The IAM Console and the Sign-in Page
The AWS Management Console provides a web-based way to administer AWS services. You can sign in to the console and create, list, and perform other tasks with AWS services for your account, such as starting and stopping Amazon EC2 instances and Amazon RDS databases, creating Amazon DynamoDB tables, creating IAM users, and so on.
If you're the account owner, you can sign in to the console directly. If you've created IAM users in your account, assigned passwords to those users, and given the users permissions, they can sign in to the console using a URL that's specific to your account.
This section provides information about the IAM-enabled AWS Management Console sign-in page and explains how to create a unique sign-in URL for your account.
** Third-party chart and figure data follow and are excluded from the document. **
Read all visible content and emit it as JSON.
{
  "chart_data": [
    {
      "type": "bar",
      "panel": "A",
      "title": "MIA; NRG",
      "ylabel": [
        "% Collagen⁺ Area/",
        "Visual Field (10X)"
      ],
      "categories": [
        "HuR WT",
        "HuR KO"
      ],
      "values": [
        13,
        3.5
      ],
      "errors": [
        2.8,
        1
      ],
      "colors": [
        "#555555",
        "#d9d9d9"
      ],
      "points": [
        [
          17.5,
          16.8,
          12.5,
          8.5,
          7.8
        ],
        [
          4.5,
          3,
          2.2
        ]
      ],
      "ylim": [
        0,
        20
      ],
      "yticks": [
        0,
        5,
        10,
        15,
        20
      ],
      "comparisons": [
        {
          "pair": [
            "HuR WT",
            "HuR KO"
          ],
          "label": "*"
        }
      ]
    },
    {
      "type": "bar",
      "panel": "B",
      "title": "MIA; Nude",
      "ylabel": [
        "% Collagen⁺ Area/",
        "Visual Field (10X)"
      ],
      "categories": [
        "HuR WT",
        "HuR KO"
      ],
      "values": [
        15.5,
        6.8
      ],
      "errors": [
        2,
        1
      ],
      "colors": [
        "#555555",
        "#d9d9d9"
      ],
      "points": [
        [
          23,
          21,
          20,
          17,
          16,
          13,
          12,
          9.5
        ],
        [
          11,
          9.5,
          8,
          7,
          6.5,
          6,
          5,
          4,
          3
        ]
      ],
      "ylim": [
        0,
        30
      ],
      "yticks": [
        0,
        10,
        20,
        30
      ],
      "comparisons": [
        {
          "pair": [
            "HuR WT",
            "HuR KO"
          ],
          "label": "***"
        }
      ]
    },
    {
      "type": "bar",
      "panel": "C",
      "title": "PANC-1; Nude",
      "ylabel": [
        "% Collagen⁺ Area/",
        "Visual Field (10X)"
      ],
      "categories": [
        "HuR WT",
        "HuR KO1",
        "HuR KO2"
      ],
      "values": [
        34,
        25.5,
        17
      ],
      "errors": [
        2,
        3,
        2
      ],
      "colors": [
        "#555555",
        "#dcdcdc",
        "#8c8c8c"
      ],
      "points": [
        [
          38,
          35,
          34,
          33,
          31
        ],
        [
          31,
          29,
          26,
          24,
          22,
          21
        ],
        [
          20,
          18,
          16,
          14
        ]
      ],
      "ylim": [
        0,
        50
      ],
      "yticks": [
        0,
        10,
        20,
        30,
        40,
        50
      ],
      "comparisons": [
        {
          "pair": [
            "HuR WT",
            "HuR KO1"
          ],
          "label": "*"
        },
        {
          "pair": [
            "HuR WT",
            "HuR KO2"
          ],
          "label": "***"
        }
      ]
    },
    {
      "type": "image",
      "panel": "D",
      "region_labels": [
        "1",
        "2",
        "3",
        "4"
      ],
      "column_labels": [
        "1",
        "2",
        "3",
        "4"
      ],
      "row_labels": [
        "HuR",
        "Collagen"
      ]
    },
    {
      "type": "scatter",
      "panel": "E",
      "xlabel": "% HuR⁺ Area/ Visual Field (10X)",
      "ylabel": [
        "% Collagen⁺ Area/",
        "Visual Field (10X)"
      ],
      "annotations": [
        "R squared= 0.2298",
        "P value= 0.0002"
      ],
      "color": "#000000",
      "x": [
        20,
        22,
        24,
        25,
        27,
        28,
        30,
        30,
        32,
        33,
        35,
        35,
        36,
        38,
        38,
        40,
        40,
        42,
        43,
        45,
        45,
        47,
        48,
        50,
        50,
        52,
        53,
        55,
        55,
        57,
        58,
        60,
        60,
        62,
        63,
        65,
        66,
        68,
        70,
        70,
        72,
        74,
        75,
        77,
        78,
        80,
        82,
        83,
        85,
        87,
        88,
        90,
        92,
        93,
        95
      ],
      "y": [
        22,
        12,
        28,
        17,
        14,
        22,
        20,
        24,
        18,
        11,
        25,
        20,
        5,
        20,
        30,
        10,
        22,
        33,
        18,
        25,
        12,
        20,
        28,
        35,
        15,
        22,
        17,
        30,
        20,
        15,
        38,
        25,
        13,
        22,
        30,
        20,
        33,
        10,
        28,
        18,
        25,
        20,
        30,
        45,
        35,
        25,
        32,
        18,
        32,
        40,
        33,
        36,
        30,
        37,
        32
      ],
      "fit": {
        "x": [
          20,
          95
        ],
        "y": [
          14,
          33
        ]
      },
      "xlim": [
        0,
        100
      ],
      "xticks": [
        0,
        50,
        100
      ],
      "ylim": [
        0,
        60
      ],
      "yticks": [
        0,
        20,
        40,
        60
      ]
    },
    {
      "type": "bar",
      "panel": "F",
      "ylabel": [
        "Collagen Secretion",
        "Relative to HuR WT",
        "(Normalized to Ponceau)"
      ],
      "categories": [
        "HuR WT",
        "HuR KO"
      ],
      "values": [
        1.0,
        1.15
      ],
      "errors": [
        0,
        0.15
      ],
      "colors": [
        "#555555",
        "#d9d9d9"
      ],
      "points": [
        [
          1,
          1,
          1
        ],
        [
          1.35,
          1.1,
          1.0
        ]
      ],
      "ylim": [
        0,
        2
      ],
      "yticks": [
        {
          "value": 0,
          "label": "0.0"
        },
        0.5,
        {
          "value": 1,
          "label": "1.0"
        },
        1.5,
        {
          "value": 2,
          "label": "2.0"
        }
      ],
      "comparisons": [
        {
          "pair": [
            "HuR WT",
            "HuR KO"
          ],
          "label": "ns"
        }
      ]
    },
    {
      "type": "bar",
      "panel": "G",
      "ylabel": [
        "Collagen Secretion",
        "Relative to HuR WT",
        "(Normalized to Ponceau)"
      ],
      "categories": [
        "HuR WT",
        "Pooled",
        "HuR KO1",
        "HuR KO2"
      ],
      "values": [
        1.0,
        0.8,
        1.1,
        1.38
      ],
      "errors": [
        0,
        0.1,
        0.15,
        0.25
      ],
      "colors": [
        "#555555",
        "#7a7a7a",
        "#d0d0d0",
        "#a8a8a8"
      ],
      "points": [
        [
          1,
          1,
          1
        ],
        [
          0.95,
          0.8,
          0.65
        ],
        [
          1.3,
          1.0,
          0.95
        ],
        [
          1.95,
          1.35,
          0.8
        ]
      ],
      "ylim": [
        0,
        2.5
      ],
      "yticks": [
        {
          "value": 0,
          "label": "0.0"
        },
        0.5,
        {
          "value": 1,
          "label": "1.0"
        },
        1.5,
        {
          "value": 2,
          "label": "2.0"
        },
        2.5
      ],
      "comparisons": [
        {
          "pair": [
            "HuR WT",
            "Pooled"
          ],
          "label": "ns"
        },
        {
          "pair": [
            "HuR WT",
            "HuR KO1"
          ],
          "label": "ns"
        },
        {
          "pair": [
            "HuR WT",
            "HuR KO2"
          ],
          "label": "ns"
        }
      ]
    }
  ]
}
For information about creating user passwords, see Managing Passwords.
If your organization has an existing identity system, you might want to create a single sign-on (SSO) option that gives users access to the AWS Management Console for your account without requiring them to have an IAM user identity and without requiring them to sign in separately to your organization's site and to AWS. For more information, see Creating a URL that Enables Federated Users to Access the AWS Management Console (Custom Federation Broker).
The User Sign-in Page
Users who want to use the AWS Management Console must sign in to your AWS account through a sign-in page that's specific to your account. You provide your users with the URL they need to access the sign-in page. You can find the URL for your account sign-in on the dashboard of the IAM console.
You can also sign in at the following endpoint and enter the account ID or alias manually, instead of it being embedded in the URL:
In addition to providing users with a URL to your account sign-in page, before users can sign in to your page, you must provide each user with a password and, if appropriate, an MFA device. For detailed information about passwords and MFA devices, see Managing Passwords and Using Multi-Factor Authentication (MFA) in AWS.
To locate your AWS account ID, go to the AWS AWS Security Credentials page. Your account ID is in the Account Identifiers section.
Your unique account sign-in page URL is created automatically when you begin using IAM. You don't have to do anything to use this sign-in web page.
You can also customize the account sign-in URL for your account if you want the URL to contain your company name (or other friendly identifier) instead of your AWS account ID number. For more information about customizing the account sign-in URL, see Your AWS Account ID and Its Alias.
To create a bookmark for your account sign-in page in your web browser, you should manually enter your account's sign-in URL in the bookmark entry. Don't use your web browser's "bookmark this page" feature because of redirects that obscure the sign-in URL.
The Root Account Sign-in Page
When users sign in to your AWS account, they sign in via the account sign-in page. For their convenience, this sign-in page uses a cookie to remember user status so that the next time a user goes to the AWS Management Console, the console uses the account sign-in page by default.
If you want to sign in to the console using your AWS root account credentials instead of IAM user credentials, go to the account sign-in page and then click Sign in using root account credentials. The Amazon Web Services sign-in page appears that you can use to sign in with your AWS root account credentials.